Für die Entsorgung des hauseigenen Bio-Mülls eignen sich braune Papiertüten, schlichtes Zeitungspapier oder - wer weniger Gestank und Ärger mit den Nachbarn will - grüne Kunststoff-Tüten. Diese werden im Drogeriemarkt damit angepriesen, dass sie biologisch abbaubar sind. Doch sind sie das auch wirklich?

Von wegen gut fürs ökologische Gewissen! Laut einer Studie der US-amerikanischen Universität Plymouth verrotten die angeblich kompostierbaren grünen Kunststofftüten auch nach Jahren nicht - weder im Boden, noch im salzigen Meerwasser.

Biologisch-abbaubar? Mitnichten...

Nach etlichen Versuchsstrecken war sogar das Gegenteil der Fall: Den Ergebnissen zufolge blieben die biologisch-abbaubaren Tüten nach einer Zeit von drei Jahren noch so stabil, dass sie mehr als zwei Kilogramm tragen konnten und nicht rissen.

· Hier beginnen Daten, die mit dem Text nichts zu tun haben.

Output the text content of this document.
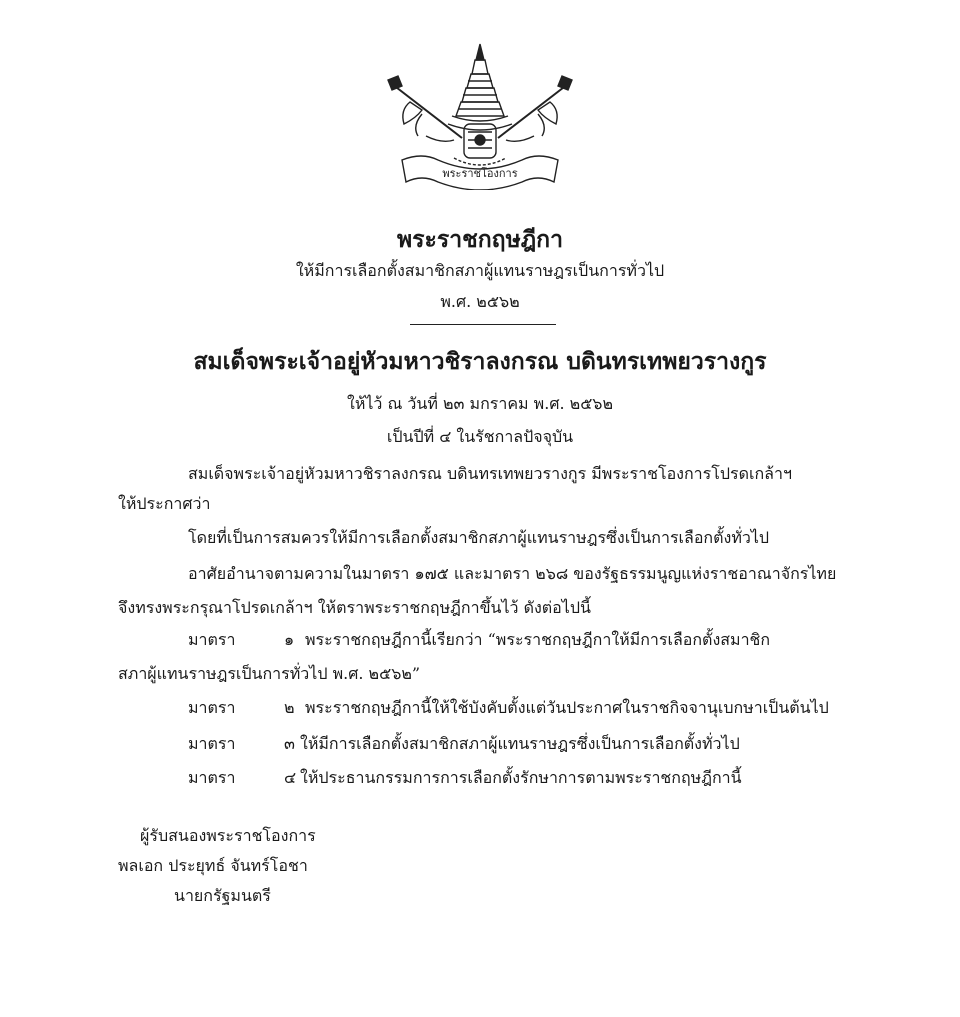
พระราชโองการ
พระราชกฤษฎีกา
ให้มีการเลือกตั้งสมาชิกสภาผู้แทนราษฎรเป็นการทั่วไป
พ.ศ. ๒๕๖๒
สมเด็จพระเจ้าอยู่หัวมหาวชิราลงกรณ บดินทรเทพยวรางกูร
ให้ไว้ ณ วันที่ ๒๓ มกราคม พ.ศ. ๒๕๖๒
เป็นปีที่ ๔ ในรัชกาลปัจจุบัน
สมเด็จพระเจ้าอยู่หัวมหาวชิราลงกรณ บดินทรเทพยวรางกูร มีพระราชโองการโปรดเกล้าฯ
ให้ประกาศว่า
โดยที่เป็นการสมควรให้มีการเลือกตั้งสมาชิกสภาผู้แทนราษฎรซึ่งเป็นการเลือกตั้งทั่วไป
อาศัยอำนาจตามความในมาตรา ๑๗๕ และมาตรา ๒๖๘ ของรัฐธรรมนูญแห่งราชอาณาจักรไทย
จึงทรงพระกรุณาโปรดเกล้าฯ ให้ตราพระราชกฤษฎีกาขึ้นไว้ ดังต่อไปนี้
มาตรา	๑ พระราชกฤษฎีกานี้เรียกว่า “พระราชกฤษฎีกาให้มีการเลือกตั้งสมาชิก
สภาผู้แทนราษฎรเป็นการทั่วไป พ.ศ. ๒๕๖๒”
มาตรา	๒ พระราชกฤษฎีกานี้ให้ใช้บังคับตั้งแต่วันประกาศในราชกิจจานุเบกษาเป็นต้นไป
มาตรา	๓ ให้มีการเลือกตั้งสมาชิกสภาผู้แทนราษฎรซึ่งเป็นการเลือกตั้งทั่วไป
มาตรา	๔ ให้ประธานกรรมการการเลือกตั้งรักษาการตามพระราชกฤษฎีกานี้
ผู้รับสนองพระราชโองการ
พลเอก ประยุทธ์ จันทร์โอชา
นายกรัฐมนตรี
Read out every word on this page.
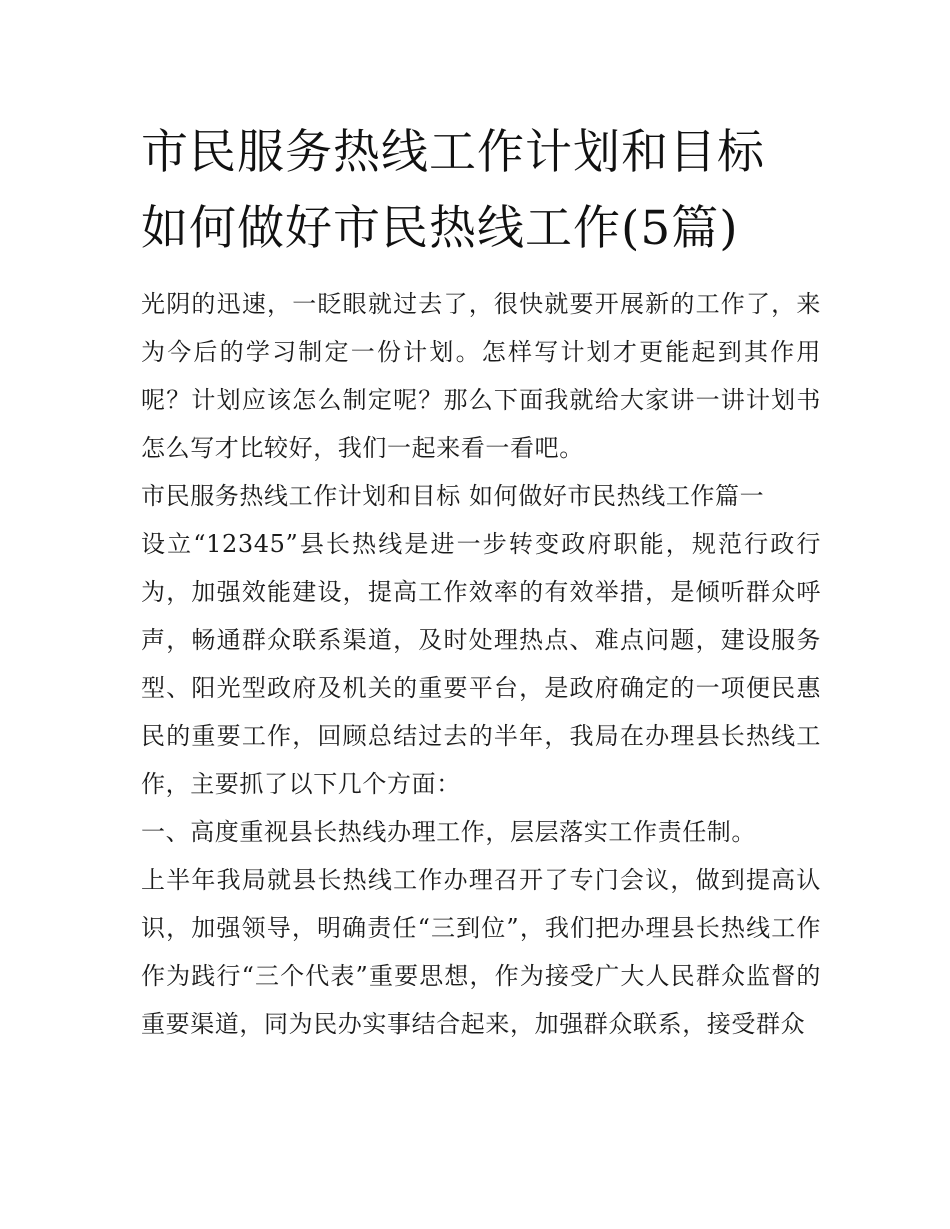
市民服务热线工作计划和目标 如何做好市民热线工作(5篇)

光阴的迅速，一眨眼就过去了，很快就要开展新的工作了，来为今后的学习制定一份计划。怎样写计划才更能起到其作用呢？计划应该怎么制定呢？那么下面我就给大家讲一讲计划书怎么写才比较好，我们一起来看一看吧。

市民服务热线工作计划和目标 如何做好市民热线工作篇一

设立“12345”县长热线是进一步转变政府职能，规范行政行为，加强效能建设，提高工作效率的有效举措，是倾听群众呼声，畅通群众联系渠道，及时处理热点、难点问题，建设服务型、阳光型政府及机关的重要平台，是政府确定的一项便民惠民的重要工作，回顾总结过去的半年，我局在办理县长热线工作，主要抓了以下几个方面：

一、高度重视县长热线办理工作，层层落实工作责任制。

上半年我局就县长热线工作办理召开了专门会议，做到提高认识，加强领导，明确责任“三到位”，我们把办理县长热线工作作为践行“三个代表”重要思想，作为接受广大人民群众监督的重要渠道，同为民办实事结合起来，加强群众联系，接受群众
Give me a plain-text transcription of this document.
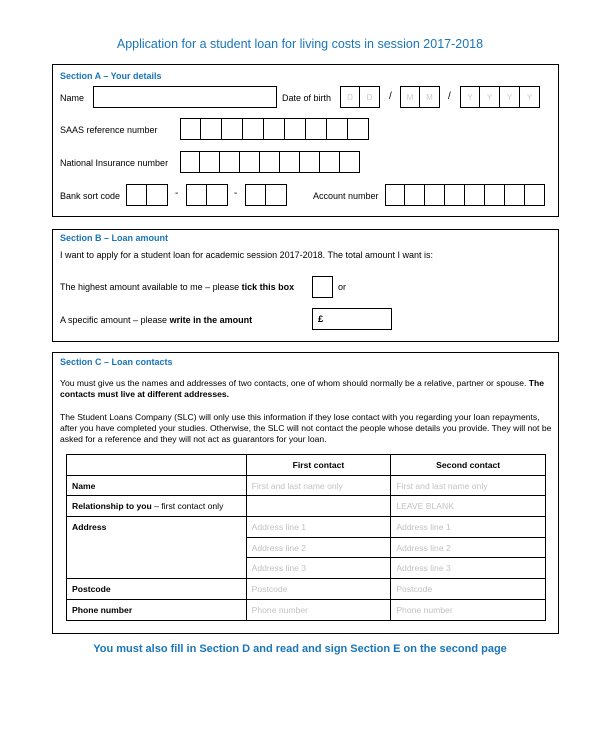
Application for a student loan for living costs in session 2017-2018
Section A – Your details
Name	Date of birth	D	D	/	M	M	/	Y	Y	Y	Y
SAAS reference number
National Insurance number
Bank sort code	-	-	Account number
Section B – Loan amount
I want to apply for a student loan for academic session 2017-2018. The total amount I want is:
The highest amount available to me – please tick this box	or
A specific amount – please write in the amount	£
Section C – Loan contacts
You must give us the names and addresses of two contacts, one of whom should normally be a relative, partner or spouse. The contacts must live at different addresses.
The Student Loans Company (SLC) will only use this information if they lose contact with you regarding your loan repayments, after you have completed your studies. Otherwise, the SLC will not contact the people whose details you provide. They will not be asked for a reference and they will not act as guarantors for your loan.
	First contact	Second contact
Name	First and last name only	First and last name only
Relationship to you – first contact only		LEAVE BLANK
Address	Address line 1	Address line 1
	Address line 2	Address line 2
	Address line 3	Address line 3
Postcode	Postcode	Postcode
Phone number	Phone number	Phone number
You must also fill in Section D and read and sign Section E on the second page
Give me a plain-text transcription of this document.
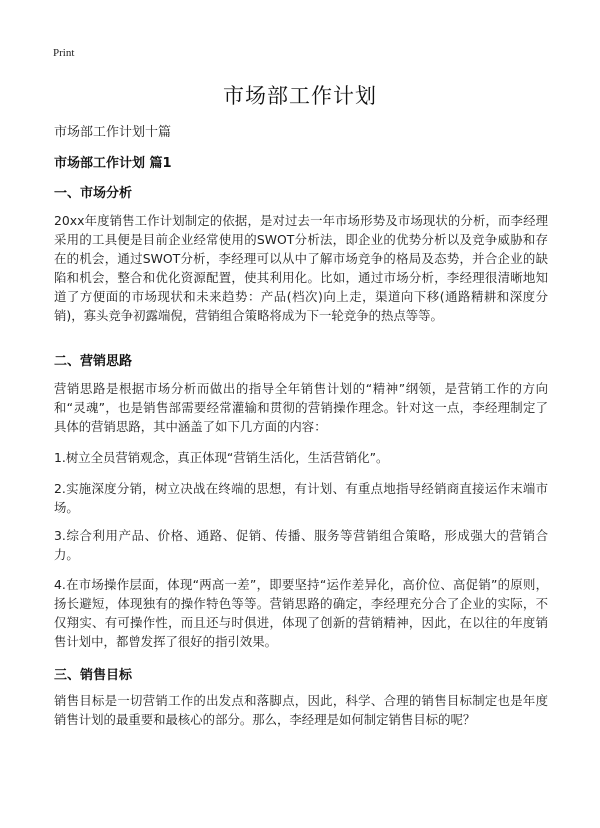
Print
市场部工作计划
市场部工作计划十篇
市场部工作计划 篇1
一、市场分析
20xx年度销售工作计划制定的依据，是对过去一年市场形势及市场现状的分析，而李经理采用的工具便是目前企业经常使用的SWOT分析法，即企业的优势分析以及竞争威胁和存在的机会，通过SWOT分析，李经理可以从中了解市场竞争的格局及态势，并合企业的缺陷和机会，整合和优化资源配置，使其利用化。比如，通过市场分析，李经理很清晰地知道了方便面的市场现状和未来趋势：产品(档次)向上走，渠道向下移(通路精耕和深度分销)，寡头竞争初露端倪，营销组合策略将成为下一轮竞争的热点等等。
二、营销思路
营销思路是根据市场分析而做出的指导全年销售计划的“精神”纲领，是营销工作的方向和“灵魂”，也是销售部需要经常灌输和贯彻的营销操作理念。针对这一点，李经理制定了具体的营销思路，其中涵盖了如下几方面的内容：
1.树立全员营销观念，真正体现“营销生活化，生活营销化”。
2.实施深度分销，树立决战在终端的思想，有计划、有重点地指导经销商直接运作末端市场。
3.综合利用产品、价格、通路、促销、传播、服务等营销组合策略，形成强大的营销合力。
4.在市场操作层面，体现“两高一差”，即要坚持“运作差异化，高价位、高促销”的原则，扬长避短，体现独有的操作特色等等。营销思路的确定，李经理充分合了企业的实际，不仅翔实、有可操作性，而且还与时俱进，体现了创新的营销精神，因此，在以往的年度销售计划中，都曾发挥了很好的指引效果。
三、销售目标
销售目标是一切营销工作的出发点和落脚点，因此，科学、合理的销售目标制定也是年度销售计划的最重要和最核心的部分。那么，李经理是如何制定销售目标的呢？
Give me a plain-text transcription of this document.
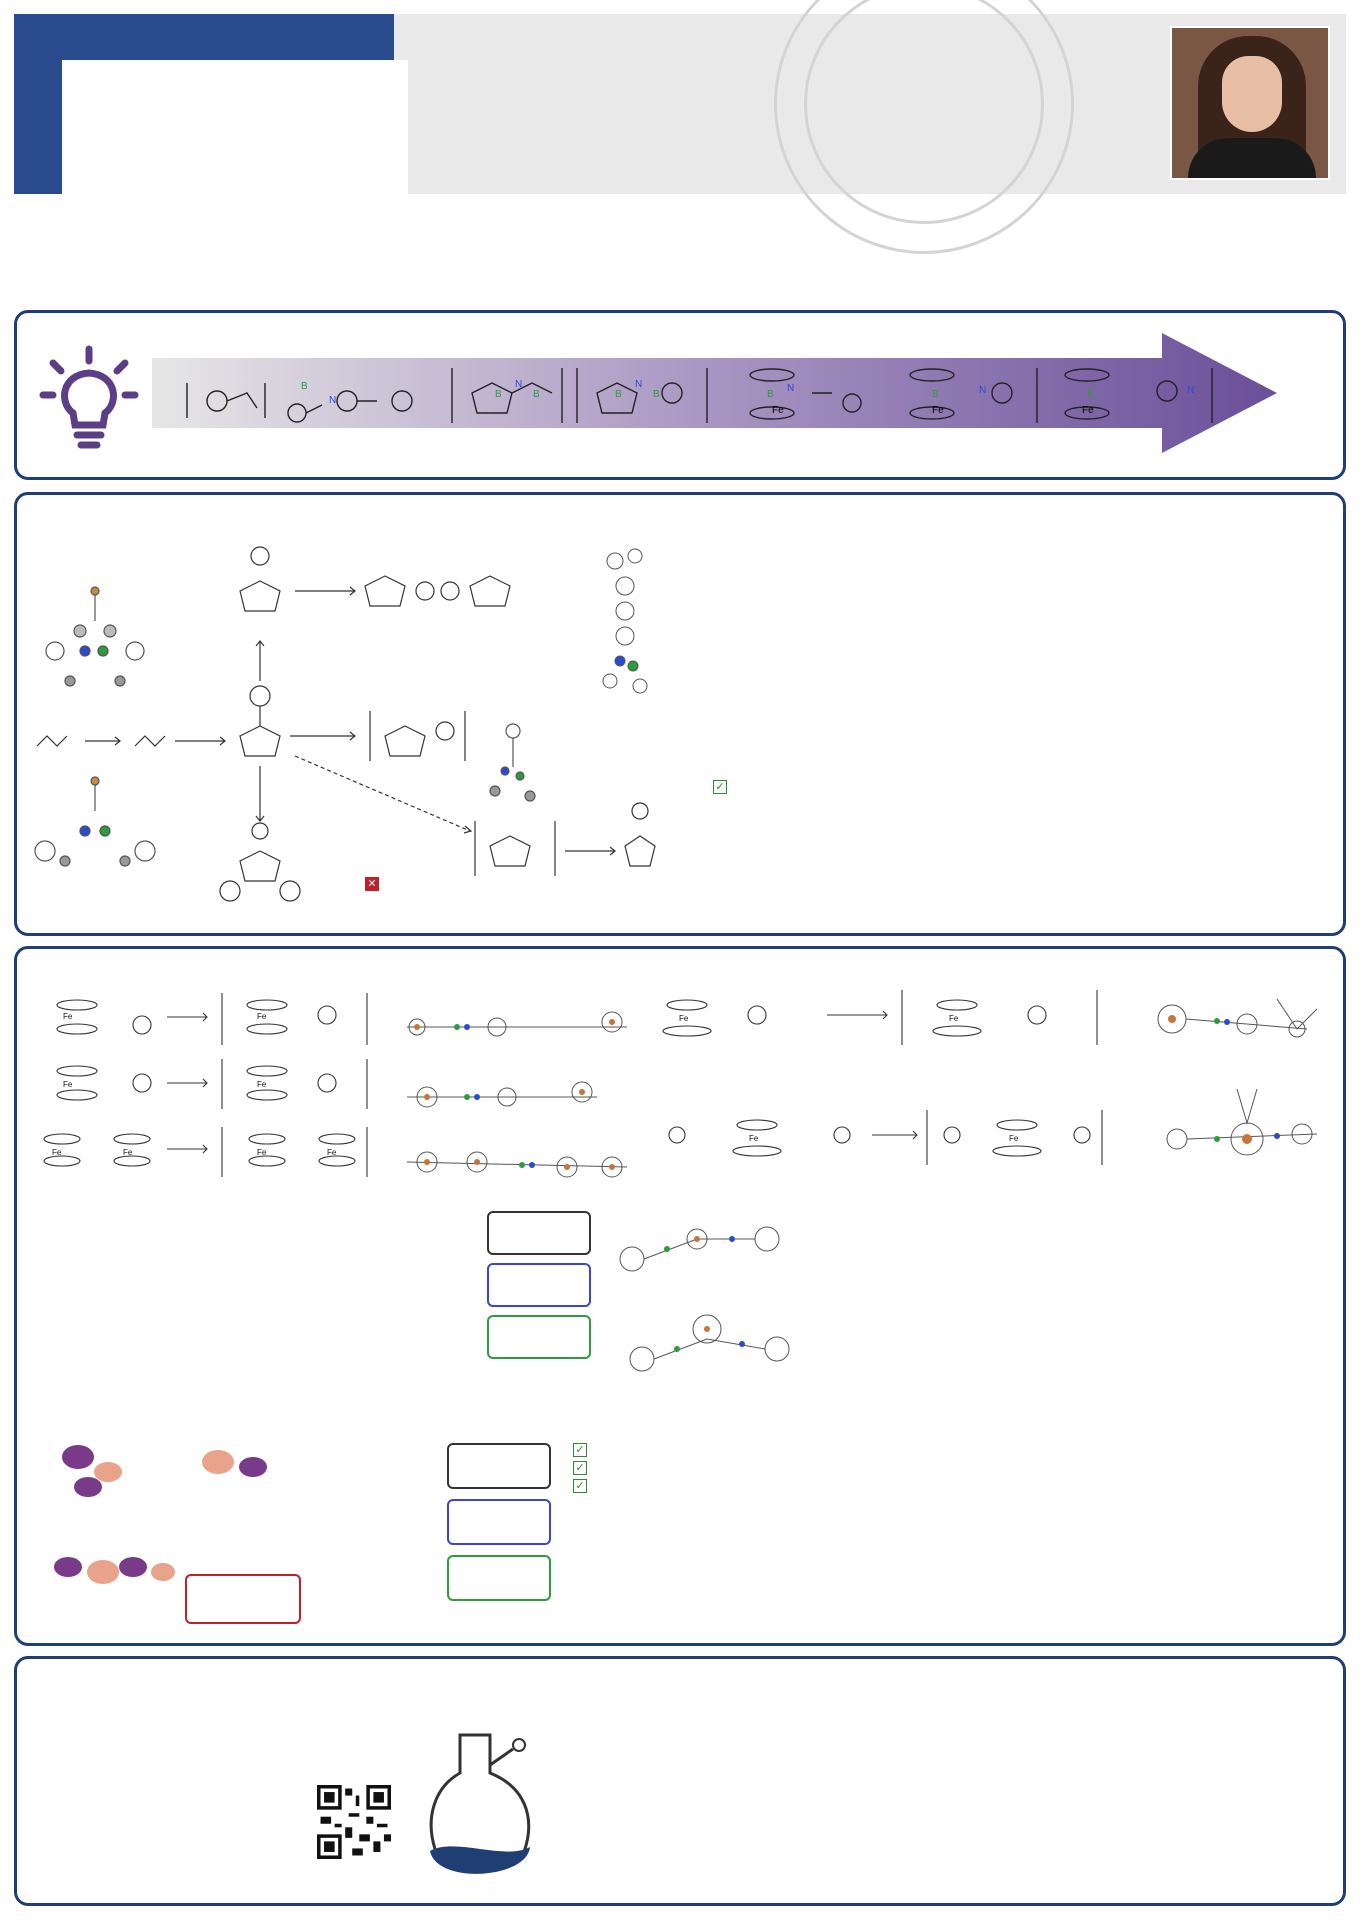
B
N
B
N
B	B
N
B	B
N
Fe
B	N
Fe
B	N
Fe
✓

✕

Fe	Fe
Fe	Fe
Fe	Fe	Fe	Fe
Fe	Fe
Fe	Fe
✓
✓
✓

"Diese Untersuchung wirft eine Reihe von Fragen auf, was die Öffentlichkeit erwarten kann, wenn etwas als biologisch abbaubar bezeichnet wird", schreiben die Forscher der Universität.

Manche hessischen Kommunen raten bereits von den grünen Plastikbeuteln ab. Der Vorwurf ist derselbe: Sie zerfallen nicht und können auch nicht biologisch abgebaut werden. Somit sind sie eher Pest als Segen für den Kompost und schneiden ähnlich ab wie herkömmliche Plastiktüten.

Forscher fordern Normen

Die US-Forscher betonten die Notwendigkeit von Normen für abbaubare Materialien. Zudem wiesen sie darauf hin, dass sogenannte oxo-abbaubare - also sauerstoffhaltige - Kunststoffe entsprechende Zusätze enthalten. Dies sind meist Metall-Ionen, die dafür sorgen sollen, dass die Ökotüten schneller zerfallen.

Bei diesem Prozess entsteht aber Mikroplastik, das nicht mehr weiter abgebaut wird. Deshalb gibt es bereits Bestrebungen in der EU, solche sogenannten oxo-abbaubaren Kunststoffe zu verbieten.